The security in TLS is as strong as the cryptographic algorithms that are used and their respective key sizes. A strong private key is needed to prevent hackers from carrying out impersonation attacks. Algorithms of different strengths and key sizes can be used together for performance, availability or interoperability reasons, provided that sufficient protection is provided.
If we restrict the system to only a few strong cipher suites, and might not be able to connect. On the other hand, if we make it too permissive, it becomes vulnerable to known attacks. If the key sizes are too small, they could be brute forced. If they are too long, they could generate a serious impact over the performance. So what are the optimal key sizes that should be used?
RSA key sizes
In my previous post, I explained why RSA is a safe default choice. This public key algorithm is widely supported, even on older clients.
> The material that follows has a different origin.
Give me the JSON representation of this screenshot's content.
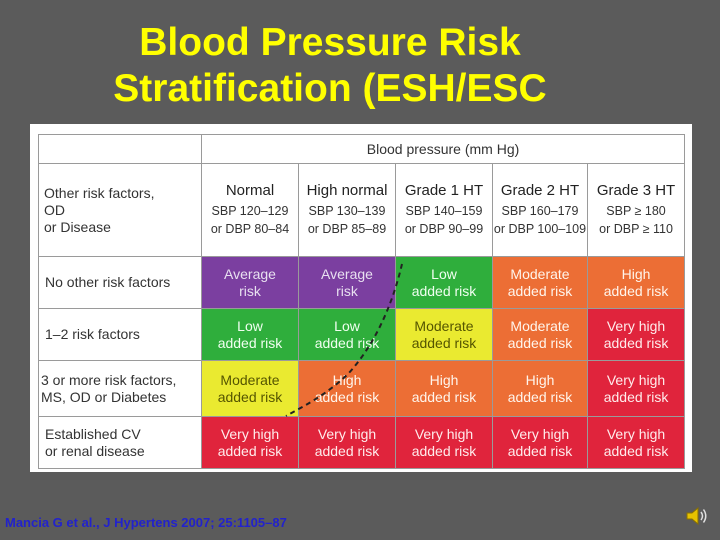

I had a look at the NIST SP800-57 document and, according to section 5.6.3, a 1024-bit RSA key provides only 80 bits of security. That’s not enough; with today’s computing power, GPU and FPGA clusters, we can break keys of this size. At 2048 bits, RSA keys provide about 112 bits of security. This is a good balance between security and performance and is enough for most cases. But that’s about as good as it’s going to get with RSA, since keys above this size don’t scale.
If more security is needed, we need to turn to some other algorithms, and this is where Elliptic Curve cryptography (ECC) comes in handy.
ECDSA key sizes
ECDSA (Elliptic Curve Digital Signature Algorithm) keys are a good alternative. Being based on ellyptic curves, ECDSA keys are smaller than RSA keys and provide the same level of security while maintaining performance. At 256 bits, ECDSA keys provide 128 bits of security, which is the equivalent of 3072-bit RSA keys. The downside is that ECDSA is not supported by some older clients.
When backwards compatibility is to be maintained, the best thing to do is to deploy both RSA and ECDSA keys on the server. Hence, by carefully selecting the order of TLS cipher suites, recent clients will use ECDSA, and older clients will fallback to RSA.